Time for something a little different. A record with a glam rock beat to it – as is becoming the norm – but with twiddly, electronic bits too. Think Joe Meek producing a Slade song, sung a sarf–Lahndan accent.
Son of My Father, by Chicory Tip (their 1st and only #1)
3 weeks, from 13th February – 5th March 1972
The initial riff is simple and repetitive; but effective. It drills into your head and stays there. There’s a reason why this song lives on to this day in football chants. And at the end of each line there’s an electronic flourish. It sounds futuristic, but also old-fashioned in its simplicity. And then completely of its time thanks to the glam-stomp. An impossible record to place…
Adding another layer are the lyrics. This is no love-song, nor a party anthem. It’s a song about breaking with tradition.
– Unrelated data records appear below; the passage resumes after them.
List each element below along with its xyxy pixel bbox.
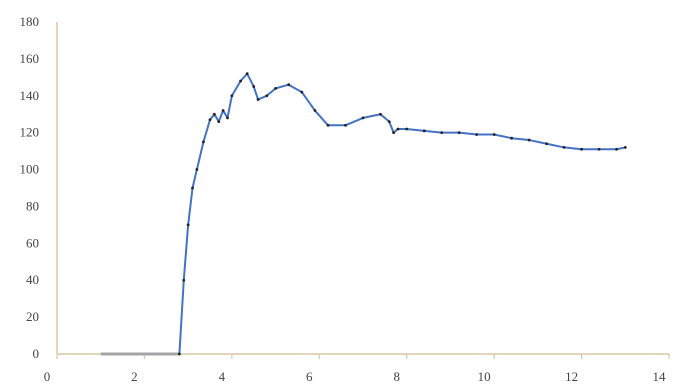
data-point [562,146,566,149]
data-point [300,90,304,94]
x-tick-label: 14 [653,369,667,384]
data-point [191,186,194,190]
data-point [545,142,548,146]
data-point [239,79,243,83]
data-point [212,112,216,116]
x-tick-label: 12 [565,369,578,384]
data-point [186,223,190,227]
data-point [230,94,234,98]
x-axis-tick-labels: 0 2 4 6 8 10 12 14 [44,369,666,384]
series-layer [100,72,626,356]
data-point [492,133,496,136]
data-point [178,352,181,356]
y-tick-label: 140 [20,88,40,103]
data-point [405,127,409,131]
y-tick-label: 180 [20,14,40,29]
data-point [379,112,382,116]
data-point [182,278,186,282]
data-point [221,109,225,112]
data-point [252,85,256,88]
data-point [287,83,291,87]
data-point [623,146,627,149]
data-point [326,123,330,127]
y-tick-label: 80 [26,198,39,213]
y-tick-label: 60 [26,235,39,250]
data-point [265,94,269,98]
data-point [527,138,531,142]
data-point [361,116,365,120]
data-point [457,131,461,135]
data-point [256,98,260,101]
y-tick-label: 0 [33,346,40,361]
data-point [422,129,426,133]
x-tick-label: 2 [131,369,138,384]
data-point [226,116,229,120]
y-tick-label: 20 [26,309,39,324]
series-line [178,72,626,355]
data-point [202,140,205,144]
x-tick-label: 10 [478,369,491,384]
data-point [392,131,395,135]
data-point [313,109,317,112]
data-markers [178,72,627,356]
y-tick-label: 120 [20,125,40,140]
y-tick-label: 160 [20,51,40,66]
data-point [580,147,583,151]
data-point [344,123,347,127]
y-axis-tick-labels: 0 20 40 60 80 100 120 140 160 180 [20,14,40,361]
data-point [475,133,479,136]
y-tick-label: 40 [26,272,39,287]
y-tick-label: 100 [20,162,40,177]
data-point [597,147,601,151]
x-tick-label: 6 [306,369,313,384]
x-tick-label: 4 [219,369,226,384]
data-point [510,136,514,140]
data-point [615,147,618,151]
data-point [245,72,249,76]
data-point [396,127,400,131]
data-point [274,87,277,90]
data-point [387,120,391,123]
data-point [208,118,212,122]
x-tick-label: 0 [44,369,51,384]
x-tick-label: 8 [393,369,400,384]
data-point [217,120,221,123]
data-point [440,131,444,135]
data-point [195,168,199,171]
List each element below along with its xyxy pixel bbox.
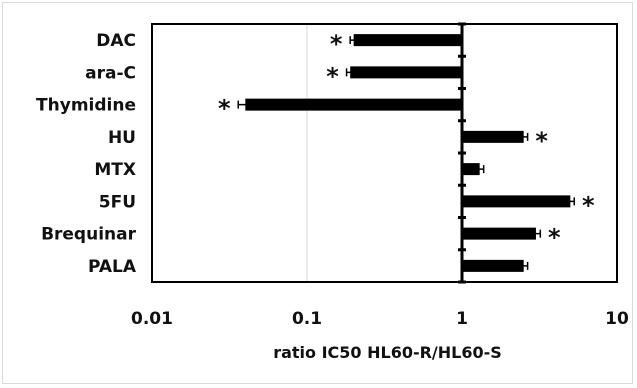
x-tick-label: 10 (605, 309, 629, 329)
bar (462, 259, 524, 272)
plot-area (151, 23, 618, 283)
category-label: HU (108, 128, 136, 148)
significance-mark: * (330, 30, 343, 58)
x-tick-labels: 0.01 0.1 1 10 (131, 309, 629, 329)
bar (350, 66, 462, 79)
category-label: 5FU (99, 192, 136, 212)
category-label: Brequinar (41, 225, 137, 245)
chart-frame (2, 2, 633, 384)
significance-mark: * (548, 224, 561, 252)
bar (462, 130, 524, 143)
bars: * * * * * * (218, 22, 595, 284)
x-tick-label: 0.1 (292, 309, 322, 329)
category-label: ara-C (85, 63, 136, 83)
significance-mark: * (582, 191, 595, 219)
category-label: PALA (88, 257, 137, 277)
significance-mark: * (326, 62, 339, 90)
bar (353, 34, 462, 47)
bar (245, 98, 462, 111)
category-labels: DAC ara-C Thymidine HU MTX 5FU Brequinar PALA (36, 31, 137, 277)
category-label: MTX (94, 160, 136, 180)
x-tick-label: 1 (456, 309, 468, 329)
category-label: DAC (96, 31, 136, 51)
x-tick-label: 0.01 (131, 309, 173, 329)
category-label: Thymidine (36, 96, 136, 116)
x-axis-label: ratio IC50 HL60-R/HL60-S (273, 343, 502, 362)
bar (462, 195, 571, 208)
bar (462, 227, 536, 240)
significance-mark: * (218, 95, 231, 123)
significance-mark: * (535, 127, 548, 155)
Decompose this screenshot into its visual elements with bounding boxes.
In the first verse, a mum is advising her son as he grows up: Be just like your dad lad, Follow in the same tradition, Never go astray and stay an honest loving son… (Though to be honest I’m relying on ‘LyricFind’ here, thanks to the thick accent and the mix, which pushes the synthesisers right to the front.)
Son of my father, Molded, I was folded, I was preform-packed… It’s an anthem of frustrated youth, of the need to make your own way in the world. It’s got a message… Which is overshadowed by the fact that this is the first completely electronic #1. It’s just, to my ears anyway, synthesisers and hand claps. (I know, there’s a bassist in the video below.) We’ve had ‘electronic’ chart-toppers before… ‘Runaway’ by Del Shannon, and The Tornadoes seminal ‘Telstar’, but none so completely sold to the sound. The solo here is a fifties piano-rag, but one beamed in from another planet.
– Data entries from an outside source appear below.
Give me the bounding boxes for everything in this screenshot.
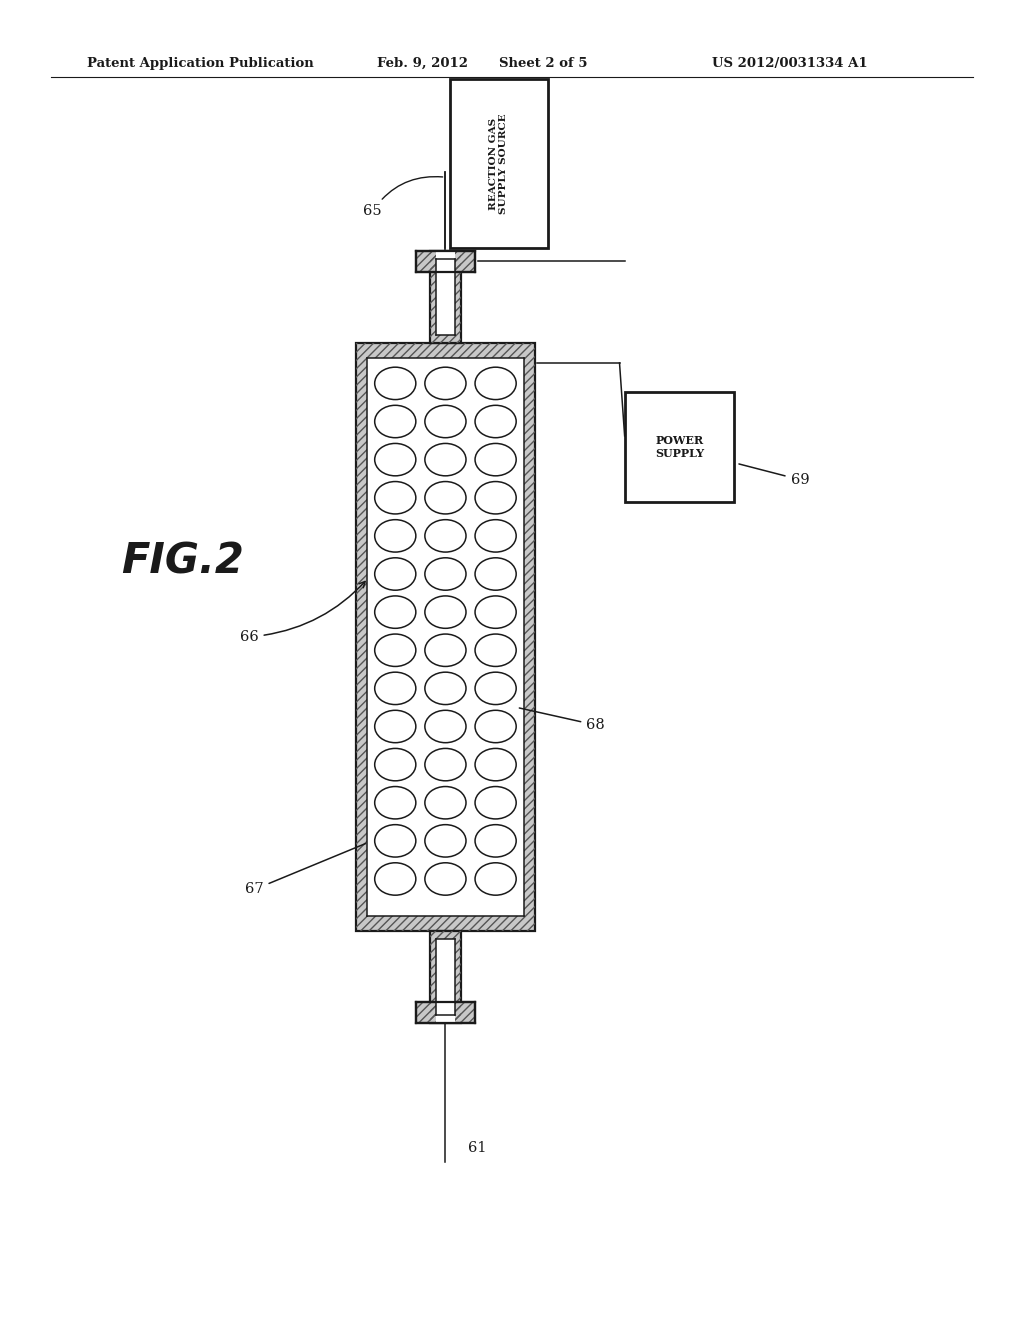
Ellipse shape [375, 482, 416, 513]
Ellipse shape [475, 710, 516, 743]
Ellipse shape [475, 444, 516, 475]
Ellipse shape [425, 748, 466, 781]
Ellipse shape [375, 825, 416, 857]
Ellipse shape [475, 787, 516, 818]
Bar [436, 251, 455, 272]
Ellipse shape [425, 710, 466, 743]
Bar [436, 939, 455, 1015]
Bar [436, 259, 455, 335]
Ellipse shape [375, 634, 416, 667]
Ellipse shape [425, 405, 466, 438]
Bar [416, 1002, 475, 1023]
Bar [356, 343, 535, 931]
Ellipse shape [375, 444, 416, 475]
Ellipse shape [425, 672, 466, 705]
Text: Patent Application Publication: Patent Application Publication [87, 57, 313, 70]
Ellipse shape [425, 558, 466, 590]
Bar [430, 251, 461, 343]
Ellipse shape [425, 863, 466, 895]
Text: 61: 61 [468, 1142, 486, 1155]
Ellipse shape [425, 634, 466, 667]
Text: 68: 68 [519, 708, 605, 733]
Bar [356, 343, 535, 931]
Ellipse shape [425, 520, 466, 552]
Text: 66: 66 [240, 582, 366, 644]
Bar [416, 251, 475, 272]
Ellipse shape [425, 825, 466, 857]
Ellipse shape [375, 520, 416, 552]
Text: US 2012/0031334 A1: US 2012/0031334 A1 [712, 57, 867, 70]
Bar [416, 1002, 475, 1023]
Ellipse shape [375, 748, 416, 781]
Ellipse shape [475, 634, 516, 667]
Bar [625, 392, 734, 502]
Text: Sheet 2 of 5: Sheet 2 of 5 [499, 57, 587, 70]
Bar [430, 931, 461, 1023]
Ellipse shape [375, 367, 416, 400]
Text: 69: 69 [739, 463, 809, 487]
Ellipse shape [375, 595, 416, 628]
Bar [436, 1002, 455, 1023]
Ellipse shape [475, 367, 516, 400]
Ellipse shape [425, 367, 466, 400]
Text: 67: 67 [245, 843, 366, 896]
Ellipse shape [375, 710, 416, 743]
Ellipse shape [475, 558, 516, 590]
Bar [430, 251, 461, 343]
Text: 65: 65 [364, 177, 442, 218]
Ellipse shape [375, 787, 416, 818]
Ellipse shape [475, 520, 516, 552]
Ellipse shape [375, 863, 416, 895]
Ellipse shape [375, 558, 416, 590]
Ellipse shape [475, 825, 516, 857]
Ellipse shape [425, 482, 466, 513]
Text: Feb. 9, 2012: Feb. 9, 2012 [377, 57, 468, 70]
Bar [450, 79, 548, 248]
Ellipse shape [425, 444, 466, 475]
Ellipse shape [475, 748, 516, 781]
Ellipse shape [375, 672, 416, 705]
Ellipse shape [425, 787, 466, 818]
Ellipse shape [475, 863, 516, 895]
Text: REACTION GAS
SUPPLY SOURCE: REACTION GAS SUPPLY SOURCE [489, 114, 508, 214]
Text: POWER
SUPPLY: POWER SUPPLY [655, 434, 703, 459]
Bar [368, 358, 524, 916]
Ellipse shape [475, 405, 516, 438]
Text: FIG.2: FIG.2 [121, 540, 244, 582]
Ellipse shape [475, 595, 516, 628]
Ellipse shape [475, 482, 516, 513]
Ellipse shape [425, 595, 466, 628]
Bar [430, 931, 461, 1023]
Ellipse shape [375, 405, 416, 438]
Bar [416, 251, 475, 272]
Ellipse shape [475, 672, 516, 705]
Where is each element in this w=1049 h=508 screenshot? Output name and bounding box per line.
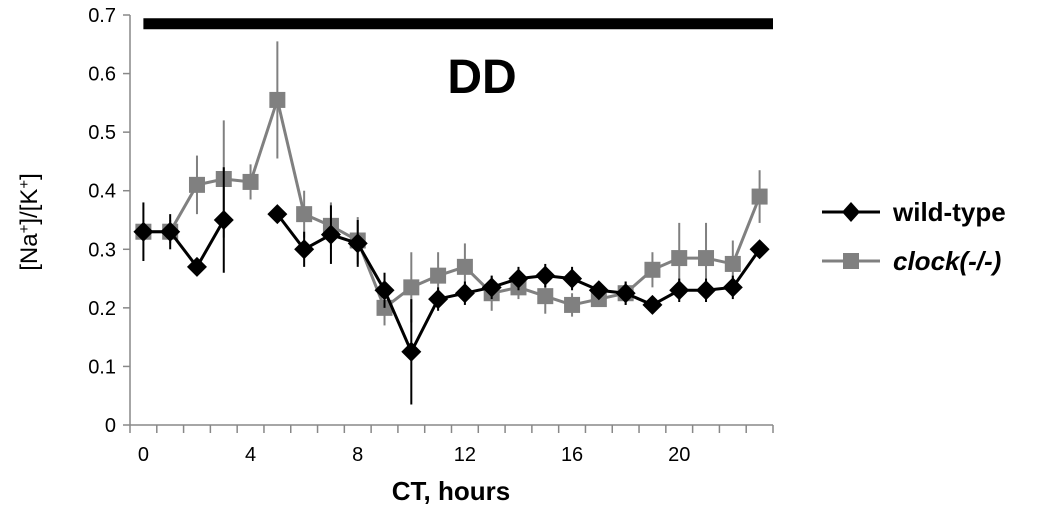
series-wild-type bbox=[133, 167, 770, 405]
x-tick-label: 20 bbox=[668, 444, 690, 466]
data-point-diamond bbox=[213, 210, 234, 230]
data-point-square bbox=[188, 176, 205, 193]
data-point-square bbox=[430, 267, 447, 284]
y-tick-label: 0.6 bbox=[88, 64, 116, 86]
legend-diamond-marker bbox=[842, 202, 860, 222]
data-point-diamond bbox=[696, 280, 717, 301]
axes-layer: 0 0.1 0.2 0.3 0.4 0.5 0.6 0.7 0 4 8 12 16 20 bbox=[88, 5, 774, 466]
x-tick-label: 12 bbox=[454, 444, 476, 466]
y-tick-label: 0.5 bbox=[88, 122, 116, 144]
y-tick-label: 0.4 bbox=[88, 181, 116, 203]
data-point-square bbox=[751, 188, 768, 205]
data-point-square bbox=[537, 288, 554, 305]
data-point-square bbox=[456, 258, 473, 275]
data-point-diamond bbox=[401, 341, 422, 362]
y-tick-label: 0.1 bbox=[88, 356, 116, 378]
data-point-square bbox=[671, 250, 688, 267]
data-point-diamond bbox=[562, 268, 583, 289]
x-tick-label: 4 bbox=[245, 444, 256, 466]
data-point-diamond bbox=[615, 283, 636, 304]
legend: wild-type clock(-/-) bbox=[822, 197, 1006, 276]
data-point-diamond bbox=[722, 277, 743, 298]
data-point-square bbox=[724, 255, 741, 272]
y-axis-title: [Na+]/[K+] bbox=[16, 173, 44, 271]
data-point-diamond bbox=[481, 277, 502, 298]
data-point-diamond bbox=[749, 239, 770, 260]
data-point-diamond bbox=[642, 294, 663, 315]
data-point-square bbox=[403, 279, 420, 296]
data-point-diamond bbox=[535, 265, 556, 286]
data-point-square bbox=[269, 91, 286, 108]
data-point-diamond bbox=[186, 256, 207, 277]
data-point-diamond bbox=[508, 268, 529, 289]
data-point-diamond bbox=[454, 283, 475, 304]
data-point-square bbox=[296, 206, 313, 223]
y-tick-label: 0 bbox=[105, 415, 116, 437]
x-axis-title: CT, hours bbox=[392, 476, 510, 506]
series-line bbox=[143, 94, 761, 311]
data-point-diamond bbox=[294, 239, 315, 260]
data-point-diamond bbox=[160, 221, 181, 242]
data-point-square bbox=[698, 250, 715, 267]
legend-item-wild-type: wild-type bbox=[822, 197, 1006, 227]
data-point-diamond bbox=[347, 233, 368, 254]
legend-item-clock: clock(-/-) bbox=[822, 246, 1001, 276]
y-tick-label: 0.7 bbox=[88, 5, 116, 27]
data-point-diamond bbox=[267, 204, 288, 225]
data-point-square bbox=[242, 173, 259, 190]
data-point-diamond bbox=[669, 280, 690, 301]
data-point-diamond bbox=[133, 221, 154, 242]
data-point-diamond bbox=[428, 289, 449, 310]
data-point-diamond bbox=[374, 280, 395, 301]
legend-label-wild-type: wild-type bbox=[892, 197, 1006, 227]
data-point-diamond bbox=[588, 280, 609, 301]
y-tick-label: 0.2 bbox=[88, 298, 116, 320]
dd-annotation: DD bbox=[447, 51, 516, 104]
series-line bbox=[143, 219, 226, 270]
data-point-square bbox=[564, 296, 581, 313]
data-point-diamond bbox=[320, 224, 341, 245]
series-layer bbox=[133, 41, 770, 405]
y-tick-label: 0.3 bbox=[88, 239, 116, 261]
legend-label-clock: clock(-/-) bbox=[893, 246, 1001, 276]
x-tick-label: 16 bbox=[561, 444, 583, 466]
x-tick-label: 0 bbox=[138, 444, 149, 466]
legend-square-marker bbox=[843, 253, 859, 269]
data-point-square bbox=[644, 261, 661, 278]
x-tick-label: 8 bbox=[352, 444, 363, 466]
‘Son of My Father’ was based on a German hit from the year before, the melody of which was composed by none other than Giorgio Moroder. Moroder himself had released a version with English lyrics – listen to it here, it’s slightly faster and with a bit more ‘oomph’ to it, I think I like it better – but it did nothing. Then Chicory Tip got hold of the song and sold a million with it.
By the end of the song, the son has broken away from the pressures of his family and tradition. Son of my father, Changing rearranging into something new, Collecting and selecting independent views… But he’s still the son of his father. You can reject the past while still respecting it. I like it.
It’s a strange little song. I have to keep reminding myself that it really is quite ground-breaking. It’s easy to lose sight of that, and to get distracted by the fact that it’s also a catchy pop hit. Chicory Tip had been around since 1967, without much success. ‘Son of My Father’ was their first hit of any kind, and they scored two further Top 20s in its wake. They released one album before calling it a day in 1975, though they soon reformed in different versions that still tour.
So then. We have a huge #1 smash, combining two of the 1970s foremost sounds: glam and electronica. (Throw in a dash of disco and it would have been a hat-trick.) This is a big hit, and a big step forward.
I never heard this before but I’m with you…I like the Giorgio Moroder version better also. It does have more depth to it.
Funky little song though…I like it.
Giorgio had been having European hits with synth-based pop tracks for 3 years with no UK success, this one fully announced synth had arrived with a bang, and it was the sound of the future – purists may say it was Hot Butter’s Popcorn that was the sound of the future with Rock elements removed, but from the point of view of 14-year-olds this sounded futuristic, if jolly and catchy. Our end-of-term music lesson allowed us to bring a single in to play to the class. A girl brought this in and I suddenly became embarrassed about my new purchase – Nut Rocker was back in the charts, and I thought the classical link might go down well in a Music lesson. I loved retro as much as Futuristic. Still do 🙂
As fun as this record is… It’s no ‘Nut Rocker’! I see that Chicory Tip did a cover of ‘Nut Rocker’ themselves…
Really?! Never knew that….!
OMG, that top picture…they look like comic book rejects…the superheros that didn’t make the cut or stumbled in drunk.
I kinda like both versions. Moroder goes on to do “I Feel Love”, the “Chase” on C2CAM, soundtracks for Foxes and American Gigolo, “On The Radio”, the soundtrack for Cat People, Scarface and Top Gun… He had his fingers in all kinds of things and, in the middle 90s, disappeared, pretty much, for 20 years.
Ha! Yes, I did wonder how real that photo was… Looks like it had had the 1972 version of Photoshop done to it…
I like both versions too… But Moroder’s just has a bit more beef to it.